Staying Chup Or Not?
Starring: Dulquer Salmaan, Sunny Deol, Pooja Bhatt and Shreya Dhanwanthary
Director: R. Balki
Producers: Rakesh Jhunjhunwala, Anil Naidu, Dr. Jayantilal Gada (Pen Studios) & Gauri Shinde
Music Director: S.D. Burman, Amit Trivedi, Sneha Khanwalkar, and Aman Pant
I fear for my life when I write this review. Or should I not?
Well, if I was one of the film critics featured in Chup, I wouldn’t know. I might just be a target. And I could be slaughtered in the way I use my words in the review. So, R Balki, Rishi Virmani and Raja Sen, be with me.
Guru Dutt is one of my favourite film makers. For being a visionary and being born in a world that understood him on hindsight. He was futuristic back then and the world was still to catch up to his sensibilities.
The film’s protagonist, the twisted Danny, played by the superbly talented Dulquer Salmaan, idolises Guru Dutt and eerily mixes up his hero’s onscreen/offscreen pathos justifying his own life and its murderous choices. Each gory murder of a film critic is an episode in blood, gore, dark creativity and horror. If one of the victims is slashed neatly in his own washroom, the other is strewn apart in a cricket field and another scattered under a moving train. Not for those with delicate sensibilities because like you’d pause the gory scenes on OTT, this one on the big screen has to be endured through. Anyway, web serials have immunized us to watch blood, gore and dismembered body parts, so we are safe there.
That Danny is a florist, softens the blood and the gore of the narrative. The flower store, the tulips, the softness of it all and his budding romance with Nila, played by Dubai girl Shreya Dhanwantary are momentary respites from the simmering crime in its underbelly. Like the Bharatiraja film Sigappu Rojakkal ( later remade in Hindi as Red Rose) where the gory crime is buried above red roses, the protagonist’s character is juxtaposed between his poetic sensibility as a florist and romantic and a psychopathic killer.
The two cups of tea Danny has, be it in his beautiful garden or in the Iranian chai shop, defines the two murmurs in his head of two distinctly different personalities, a psychopathic killer and a lover living in one body.

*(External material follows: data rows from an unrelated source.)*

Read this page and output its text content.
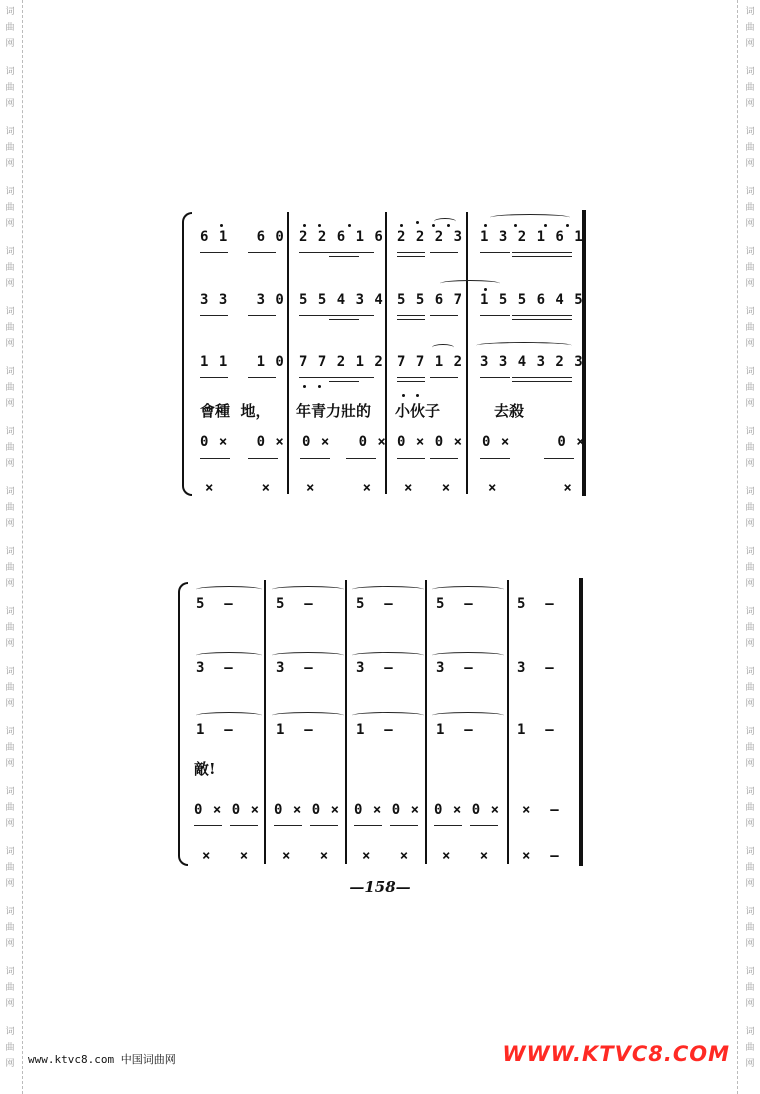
词
曲
网
词
曲
网
词
曲
网
词
曲
网
词
曲
网
词
曲
网
词
曲
网
词
曲
网
词
曲
网
词
曲
网
词
曲
网
词
曲
网
词
曲
网
词
曲
网
词
曲
网
词
曲
网
词
曲
网
词
曲
网
词
曲
网
词
曲
网
词
曲
网
词
曲
网
词
曲
网
词
曲
网
词
曲
网
词
曲
网
词
曲
网
词
曲
网
词
曲
网
词
曲
网
词
曲
网
词
曲
网
词
曲
网
词
曲
网
词
曲
网
词
曲
网
6 1   6 0
3 3   3 0
1 1   1 0
0 ×   0 ×
×     ×
2 2 6 1 6
5 5 4 3 4
7 7 2 1 2
0 ×   0 ×
×     ×
2 2 2 3
5 5 6 7
7 7 1 2
0 × 0 ×
×   ×
1 3 2 1 6 1
1 5 5 6 4 5
3 3 4 3 2 3
0 ×     0 ×
×       ×
會種  地， 年青力壯的 小伙子	去殺
5  —
3  —
1  —
0 × 0 ×
×   ×
5  —
3  —
1  —
0 × 0 ×
×   ×
5  —
3  —
1  —
0 × 0 ×
×   ×
5  —
3  —
1  —
0 × 0 ×
×   ×
5  —
3  —
1  —
×  —
×  —
敵!
—158—
www.ktvc8.com 中国词曲网	WWW.KTVC8.COM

Needless to say that the murderous one subdues the lover all the time.
Right from the beginning, the audience knows who the killer is. Thanks to the way, trailers are cut these days, instead of being intriguing, they end up summarizing the film. So, now we are only waiting to see when he’ll get caught, die or flee the country looking for fresher victims. And one of this happens in the end. Also childhood trauma, one of the commonest causes of errant behavior makes an appearance justifying the delinquency.
Despite its problems, DQ holds the film together with his focus on the two characters he plays out. Shreya fulfills her role as a journalist and horror stricken lover. Sunny Deol as a sinewed cop suits his character and I wish that Pooja Bhatt’s small but effective role was longer. The refreshing part of the film is actor Saranya who is depicted blind but feisty.
What struck me was the film critics are deemed so important to be targeted and killed in this way. It is flattering and in some eerie way, the film awards a lot of importance to them. From a film-maker’s point of view, do you still think that a film critic can still make or break a film ? What about paid reviewers, unqualified reviewers, influencers and really anyone with good insta following giving the film a verdict. Do we take film reviews seriously anymore? Aren’t we living in a world where most people with a large social media following think, he or she is a film critic? Or a food or a make-up expert? In that space, do you stay Chup or not, is the question.